After this Richardson continued in a successful run of prizetaking in Semiramis; at the beginning of 1812 he was sent to serve on the Irish Station, where he captured the French 14-gun privateer Grand Jean Bart on 29 February. Richardson sailed in Semiramis to the Cape of Good Hope Station on 28 October. He left Semiramis on 29 August 1814 when she was paid off at Portsmouth. Richardson was rewarded for his services on 4 July 1815 with his appointment as a Companion of the Order of the Bath; the Napoleonic Wars ended on 20 November. He received his next command, the 60-gun frigate HMS Leander, on 29 July 1819.

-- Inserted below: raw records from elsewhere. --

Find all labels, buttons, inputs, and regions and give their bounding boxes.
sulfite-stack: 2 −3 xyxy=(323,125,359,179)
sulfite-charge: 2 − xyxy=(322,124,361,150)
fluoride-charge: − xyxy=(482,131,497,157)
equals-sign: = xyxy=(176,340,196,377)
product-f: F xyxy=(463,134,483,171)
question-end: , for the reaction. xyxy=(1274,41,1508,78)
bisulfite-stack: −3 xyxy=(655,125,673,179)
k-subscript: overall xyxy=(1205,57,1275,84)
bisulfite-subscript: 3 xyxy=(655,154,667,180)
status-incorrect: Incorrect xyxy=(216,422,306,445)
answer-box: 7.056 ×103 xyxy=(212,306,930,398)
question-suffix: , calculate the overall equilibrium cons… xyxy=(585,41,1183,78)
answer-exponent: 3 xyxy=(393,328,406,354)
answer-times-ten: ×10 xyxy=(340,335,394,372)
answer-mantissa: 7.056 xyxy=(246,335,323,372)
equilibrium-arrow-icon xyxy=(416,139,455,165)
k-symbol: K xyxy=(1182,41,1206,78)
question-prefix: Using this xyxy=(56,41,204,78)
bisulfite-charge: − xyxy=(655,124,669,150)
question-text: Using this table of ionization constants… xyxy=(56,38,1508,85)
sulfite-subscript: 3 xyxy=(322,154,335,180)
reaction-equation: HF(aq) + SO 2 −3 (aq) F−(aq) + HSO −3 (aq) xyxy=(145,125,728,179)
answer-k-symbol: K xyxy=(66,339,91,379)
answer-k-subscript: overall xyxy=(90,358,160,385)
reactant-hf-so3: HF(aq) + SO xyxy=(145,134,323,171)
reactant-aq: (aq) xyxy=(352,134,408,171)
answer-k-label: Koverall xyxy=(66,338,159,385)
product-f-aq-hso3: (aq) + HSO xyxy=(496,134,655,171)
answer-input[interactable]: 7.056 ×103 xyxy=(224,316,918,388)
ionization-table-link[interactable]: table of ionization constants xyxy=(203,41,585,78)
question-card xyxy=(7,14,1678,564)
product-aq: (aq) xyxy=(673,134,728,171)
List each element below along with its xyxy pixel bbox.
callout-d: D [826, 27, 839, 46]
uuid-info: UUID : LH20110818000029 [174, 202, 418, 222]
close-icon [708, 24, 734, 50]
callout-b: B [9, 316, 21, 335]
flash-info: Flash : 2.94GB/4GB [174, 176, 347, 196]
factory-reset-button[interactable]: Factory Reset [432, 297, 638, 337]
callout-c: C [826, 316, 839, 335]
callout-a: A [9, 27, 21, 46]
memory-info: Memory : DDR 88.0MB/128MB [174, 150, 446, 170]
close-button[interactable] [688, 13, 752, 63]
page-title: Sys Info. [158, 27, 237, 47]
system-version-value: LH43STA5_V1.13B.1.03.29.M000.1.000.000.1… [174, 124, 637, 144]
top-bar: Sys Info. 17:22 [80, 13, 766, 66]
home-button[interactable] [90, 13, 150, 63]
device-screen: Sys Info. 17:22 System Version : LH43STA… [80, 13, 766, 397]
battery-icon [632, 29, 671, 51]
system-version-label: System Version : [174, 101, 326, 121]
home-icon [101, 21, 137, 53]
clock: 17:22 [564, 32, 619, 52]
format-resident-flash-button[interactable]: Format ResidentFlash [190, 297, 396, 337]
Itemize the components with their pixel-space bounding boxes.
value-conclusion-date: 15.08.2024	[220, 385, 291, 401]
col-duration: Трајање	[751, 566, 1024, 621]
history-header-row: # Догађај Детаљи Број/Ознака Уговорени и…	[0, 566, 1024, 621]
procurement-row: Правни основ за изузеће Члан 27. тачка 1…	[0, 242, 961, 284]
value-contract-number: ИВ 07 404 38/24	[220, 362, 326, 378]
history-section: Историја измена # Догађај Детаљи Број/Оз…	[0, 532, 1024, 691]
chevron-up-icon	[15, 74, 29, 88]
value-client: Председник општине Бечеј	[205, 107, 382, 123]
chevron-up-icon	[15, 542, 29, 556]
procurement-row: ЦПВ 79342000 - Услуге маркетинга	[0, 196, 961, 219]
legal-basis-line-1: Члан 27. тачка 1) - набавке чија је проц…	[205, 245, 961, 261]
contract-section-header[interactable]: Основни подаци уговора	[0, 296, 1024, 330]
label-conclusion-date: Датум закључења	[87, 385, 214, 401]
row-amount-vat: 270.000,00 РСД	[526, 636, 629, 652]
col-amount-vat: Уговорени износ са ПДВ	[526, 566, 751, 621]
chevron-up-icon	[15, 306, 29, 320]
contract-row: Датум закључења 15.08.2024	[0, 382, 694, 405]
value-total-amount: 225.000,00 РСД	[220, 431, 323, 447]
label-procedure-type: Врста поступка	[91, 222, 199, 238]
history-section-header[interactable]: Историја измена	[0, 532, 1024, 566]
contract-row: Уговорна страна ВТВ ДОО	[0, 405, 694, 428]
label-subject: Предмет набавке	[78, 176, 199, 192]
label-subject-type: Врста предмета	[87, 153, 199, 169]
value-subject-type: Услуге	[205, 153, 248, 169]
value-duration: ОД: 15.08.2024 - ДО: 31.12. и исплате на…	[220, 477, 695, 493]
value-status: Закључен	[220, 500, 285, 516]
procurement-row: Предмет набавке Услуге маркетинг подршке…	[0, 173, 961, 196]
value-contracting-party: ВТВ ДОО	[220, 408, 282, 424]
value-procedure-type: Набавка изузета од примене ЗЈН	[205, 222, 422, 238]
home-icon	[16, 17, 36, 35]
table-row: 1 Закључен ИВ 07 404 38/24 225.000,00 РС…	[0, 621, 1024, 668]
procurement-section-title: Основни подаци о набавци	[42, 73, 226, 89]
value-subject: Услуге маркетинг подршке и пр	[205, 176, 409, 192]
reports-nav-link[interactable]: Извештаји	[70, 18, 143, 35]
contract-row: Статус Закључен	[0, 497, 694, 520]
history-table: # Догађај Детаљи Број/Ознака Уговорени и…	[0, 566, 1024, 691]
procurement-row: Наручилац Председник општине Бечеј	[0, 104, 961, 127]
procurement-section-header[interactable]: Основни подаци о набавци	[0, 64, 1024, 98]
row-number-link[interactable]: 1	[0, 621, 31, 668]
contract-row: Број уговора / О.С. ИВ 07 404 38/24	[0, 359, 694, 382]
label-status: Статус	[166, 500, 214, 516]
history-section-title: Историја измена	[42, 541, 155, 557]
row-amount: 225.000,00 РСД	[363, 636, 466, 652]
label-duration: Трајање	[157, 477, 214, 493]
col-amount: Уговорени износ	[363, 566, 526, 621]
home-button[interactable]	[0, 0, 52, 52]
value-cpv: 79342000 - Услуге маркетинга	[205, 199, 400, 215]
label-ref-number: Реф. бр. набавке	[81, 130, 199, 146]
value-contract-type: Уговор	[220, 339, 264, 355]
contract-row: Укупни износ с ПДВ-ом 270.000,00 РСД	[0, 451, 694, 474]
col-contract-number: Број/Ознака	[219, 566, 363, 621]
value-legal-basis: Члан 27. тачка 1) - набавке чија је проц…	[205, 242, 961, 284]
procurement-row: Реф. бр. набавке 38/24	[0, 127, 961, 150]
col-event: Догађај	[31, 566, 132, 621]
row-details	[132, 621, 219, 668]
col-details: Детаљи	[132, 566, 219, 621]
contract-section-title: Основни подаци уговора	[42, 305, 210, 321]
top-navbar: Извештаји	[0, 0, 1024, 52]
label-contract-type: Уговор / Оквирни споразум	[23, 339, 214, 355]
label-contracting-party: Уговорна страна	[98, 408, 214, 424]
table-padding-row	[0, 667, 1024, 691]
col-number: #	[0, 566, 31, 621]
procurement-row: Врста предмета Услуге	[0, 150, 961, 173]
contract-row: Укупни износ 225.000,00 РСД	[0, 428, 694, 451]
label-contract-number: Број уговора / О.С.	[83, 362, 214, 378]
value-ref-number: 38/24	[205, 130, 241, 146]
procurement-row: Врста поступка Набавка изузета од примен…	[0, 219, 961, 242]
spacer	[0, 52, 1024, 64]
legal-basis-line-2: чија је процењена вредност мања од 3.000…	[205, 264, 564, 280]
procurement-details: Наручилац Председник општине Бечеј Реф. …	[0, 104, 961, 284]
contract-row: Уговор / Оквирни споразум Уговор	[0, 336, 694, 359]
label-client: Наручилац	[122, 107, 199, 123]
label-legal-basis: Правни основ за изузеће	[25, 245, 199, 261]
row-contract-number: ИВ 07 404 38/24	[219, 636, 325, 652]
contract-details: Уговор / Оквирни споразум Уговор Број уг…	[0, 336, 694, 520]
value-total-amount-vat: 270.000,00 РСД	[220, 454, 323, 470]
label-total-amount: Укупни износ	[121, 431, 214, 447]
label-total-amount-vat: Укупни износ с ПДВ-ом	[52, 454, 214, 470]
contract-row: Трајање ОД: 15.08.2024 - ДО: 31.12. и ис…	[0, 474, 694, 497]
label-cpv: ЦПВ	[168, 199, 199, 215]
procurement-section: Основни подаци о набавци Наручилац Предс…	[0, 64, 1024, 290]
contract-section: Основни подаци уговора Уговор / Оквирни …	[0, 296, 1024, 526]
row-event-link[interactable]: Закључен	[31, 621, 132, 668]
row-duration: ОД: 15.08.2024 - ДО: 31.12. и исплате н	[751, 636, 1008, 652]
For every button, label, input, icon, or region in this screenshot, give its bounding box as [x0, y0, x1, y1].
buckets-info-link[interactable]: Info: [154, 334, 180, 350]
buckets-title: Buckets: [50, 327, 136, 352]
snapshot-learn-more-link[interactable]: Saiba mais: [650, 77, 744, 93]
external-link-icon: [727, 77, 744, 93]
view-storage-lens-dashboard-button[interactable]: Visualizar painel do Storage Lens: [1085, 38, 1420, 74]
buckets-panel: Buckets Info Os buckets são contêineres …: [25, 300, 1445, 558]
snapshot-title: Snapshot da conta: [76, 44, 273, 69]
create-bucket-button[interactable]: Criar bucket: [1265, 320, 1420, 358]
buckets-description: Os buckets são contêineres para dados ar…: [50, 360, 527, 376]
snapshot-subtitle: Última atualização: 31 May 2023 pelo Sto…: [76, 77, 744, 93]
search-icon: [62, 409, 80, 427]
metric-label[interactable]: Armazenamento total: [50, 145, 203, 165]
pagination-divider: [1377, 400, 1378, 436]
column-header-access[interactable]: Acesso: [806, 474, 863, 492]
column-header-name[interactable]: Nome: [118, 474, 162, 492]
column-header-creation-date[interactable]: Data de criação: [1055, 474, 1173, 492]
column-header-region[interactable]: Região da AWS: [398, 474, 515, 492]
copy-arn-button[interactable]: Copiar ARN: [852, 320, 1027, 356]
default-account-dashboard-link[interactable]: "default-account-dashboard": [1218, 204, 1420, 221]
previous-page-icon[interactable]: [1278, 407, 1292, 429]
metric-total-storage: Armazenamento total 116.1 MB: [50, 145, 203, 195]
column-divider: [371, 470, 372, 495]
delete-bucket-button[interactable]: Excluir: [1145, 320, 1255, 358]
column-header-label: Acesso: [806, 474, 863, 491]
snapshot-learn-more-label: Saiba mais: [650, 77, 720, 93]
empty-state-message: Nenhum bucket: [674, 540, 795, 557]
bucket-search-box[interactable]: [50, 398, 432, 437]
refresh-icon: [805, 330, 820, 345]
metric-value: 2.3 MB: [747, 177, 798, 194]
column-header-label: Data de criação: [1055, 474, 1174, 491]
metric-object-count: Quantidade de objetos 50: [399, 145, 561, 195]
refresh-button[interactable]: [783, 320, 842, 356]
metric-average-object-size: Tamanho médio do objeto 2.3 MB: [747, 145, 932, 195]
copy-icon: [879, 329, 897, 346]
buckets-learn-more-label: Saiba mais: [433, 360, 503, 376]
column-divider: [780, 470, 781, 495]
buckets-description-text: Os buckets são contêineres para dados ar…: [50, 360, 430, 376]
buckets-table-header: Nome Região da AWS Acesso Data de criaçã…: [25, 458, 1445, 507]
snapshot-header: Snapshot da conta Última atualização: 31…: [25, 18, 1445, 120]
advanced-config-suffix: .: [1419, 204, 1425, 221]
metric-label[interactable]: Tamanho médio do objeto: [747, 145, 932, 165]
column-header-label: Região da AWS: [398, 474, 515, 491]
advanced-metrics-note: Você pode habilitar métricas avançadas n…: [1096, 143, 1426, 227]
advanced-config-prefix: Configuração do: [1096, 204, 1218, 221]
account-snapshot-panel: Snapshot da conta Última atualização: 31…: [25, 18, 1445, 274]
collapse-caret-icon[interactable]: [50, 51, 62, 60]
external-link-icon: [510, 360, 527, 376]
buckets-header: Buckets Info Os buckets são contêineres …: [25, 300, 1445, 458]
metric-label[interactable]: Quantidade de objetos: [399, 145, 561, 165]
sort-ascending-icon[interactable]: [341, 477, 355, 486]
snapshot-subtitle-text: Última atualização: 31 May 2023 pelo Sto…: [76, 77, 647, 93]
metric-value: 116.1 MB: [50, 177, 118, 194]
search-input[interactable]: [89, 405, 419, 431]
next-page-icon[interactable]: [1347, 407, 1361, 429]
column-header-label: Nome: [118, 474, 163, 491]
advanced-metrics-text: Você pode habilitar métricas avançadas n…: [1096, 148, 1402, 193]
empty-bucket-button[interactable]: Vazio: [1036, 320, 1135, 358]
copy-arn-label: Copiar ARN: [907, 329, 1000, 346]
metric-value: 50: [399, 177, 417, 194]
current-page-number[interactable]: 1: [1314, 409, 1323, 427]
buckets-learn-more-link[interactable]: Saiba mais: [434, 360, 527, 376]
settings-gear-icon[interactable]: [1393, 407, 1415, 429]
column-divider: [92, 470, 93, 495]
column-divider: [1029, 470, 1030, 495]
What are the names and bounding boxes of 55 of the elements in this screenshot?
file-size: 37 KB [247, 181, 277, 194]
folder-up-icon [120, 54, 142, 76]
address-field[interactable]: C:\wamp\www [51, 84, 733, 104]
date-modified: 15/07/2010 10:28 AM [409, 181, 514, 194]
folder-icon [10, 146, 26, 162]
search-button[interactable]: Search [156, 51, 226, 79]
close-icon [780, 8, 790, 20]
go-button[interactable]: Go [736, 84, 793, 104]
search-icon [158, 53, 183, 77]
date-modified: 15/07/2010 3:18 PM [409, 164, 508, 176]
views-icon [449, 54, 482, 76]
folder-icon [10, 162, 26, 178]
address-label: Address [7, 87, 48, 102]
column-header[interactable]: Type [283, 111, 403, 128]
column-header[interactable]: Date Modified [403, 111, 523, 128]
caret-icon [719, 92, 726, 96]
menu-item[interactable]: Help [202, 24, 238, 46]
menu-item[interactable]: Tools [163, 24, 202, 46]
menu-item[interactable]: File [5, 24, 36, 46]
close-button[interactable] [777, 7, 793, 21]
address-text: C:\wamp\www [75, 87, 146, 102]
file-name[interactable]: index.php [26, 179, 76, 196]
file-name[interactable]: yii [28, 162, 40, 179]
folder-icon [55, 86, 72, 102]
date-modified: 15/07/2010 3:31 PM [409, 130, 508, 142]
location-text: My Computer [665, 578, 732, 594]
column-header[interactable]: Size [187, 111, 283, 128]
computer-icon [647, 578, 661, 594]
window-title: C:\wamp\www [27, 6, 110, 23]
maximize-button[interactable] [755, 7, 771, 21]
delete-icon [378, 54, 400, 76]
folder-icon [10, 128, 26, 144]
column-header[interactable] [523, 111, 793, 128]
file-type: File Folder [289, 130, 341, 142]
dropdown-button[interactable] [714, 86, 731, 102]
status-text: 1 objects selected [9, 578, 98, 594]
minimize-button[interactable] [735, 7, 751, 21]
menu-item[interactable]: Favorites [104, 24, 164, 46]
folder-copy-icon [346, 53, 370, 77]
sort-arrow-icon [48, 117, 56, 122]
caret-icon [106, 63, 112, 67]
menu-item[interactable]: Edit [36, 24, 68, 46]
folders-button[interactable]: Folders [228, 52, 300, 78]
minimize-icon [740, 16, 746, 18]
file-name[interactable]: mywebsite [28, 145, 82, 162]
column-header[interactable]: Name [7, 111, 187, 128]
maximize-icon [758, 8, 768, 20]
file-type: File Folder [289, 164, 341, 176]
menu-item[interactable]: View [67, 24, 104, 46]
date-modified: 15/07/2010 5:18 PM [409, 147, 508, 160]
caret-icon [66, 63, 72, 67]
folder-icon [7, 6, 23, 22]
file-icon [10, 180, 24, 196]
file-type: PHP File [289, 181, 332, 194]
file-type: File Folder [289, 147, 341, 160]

===Post-war service and retirement===
Leander was the flagship of Rear-Admiral Sir Henry Blackwood, who had been Richardson's captain in Penelope and had now been given command of the East Indies Station. Richardson served in Leander on the station and while there on 29 July 1821 he left Leander to command the 44-gun frigate HMS Topaze, whose captain had died on station. In Topaze he sailed from Pulo Penang to China to serve as a buffer between Chinese authorities and British merchants. Upon arriving at Canton his crew created a severe diplomatic incident after firing on a group attacking Topazes watering party on Lintin Island and killing two locals. The Chinese authorities reacted by demanding Richardson give up one his crew to be executed, and upon Richardson refusing this demand they suspended all trade between the two nations at Canton and removed all British merchants and East India Company ships. As tensions rose soon after, a Chinese war junk made an aborted attempt to attack Topaze, and Richardson in response closed with Canton and anchored in the river, threatening Chinese trade. A Chinese mandarin was sent on board Topaze by his government soon afterwards, and through discussion with Richardson the situation was successfully resolved and tensions eased on 20 February 1822. (Note: Despite this, the Chinese continued to demand that a culprit be given up to them for the next seven years.) Richardson sailed from China at the end of the month and rejoined Leander as her captain on 23 May. Because of the events at Canton Richardson's mental state had severely deteriorated. On 14 October, with his health described as being in a "very dangerous state" by biographer John Marshall, he was invalided home via the Cape of Good Hope, also suffering from a severe fever.

This was Richardson's last active service in the Royal Navy, but he continued to be rewarded and promoted in retirement, becoming a rear-admiral on 10 January 1837, a Knight Commander of the Order of the Bath on 29 June 1841, and a vice-admiral on 17 December 1847. (Note: Full dates of promotion: rear-admiral of the blue 10 January 1837, rear-admiral of the white 23 November 1841, rear-admiral of the red 9 November 1846, vice-admiral of the blue 17 December 1847, vice-admiral of the white 9 October 1849.) In the same year he received the Naval General Service Medal with clasps for the Glorious First of June, Camperdown, Egypt, and the Basque Roads. Richardson had a house built for himself in around 1815, Painsthorpe House in Yorkshire, living there in later life. He died at Painsthorpe on 10 November 1850, aged eighty-three, from a severe bout of influenza, at the rank of vice-admiral of the white. (Note: Sources disagree on Richardson's age, with Urban stating it as eighty-three but Armstrong saying eighty-one.)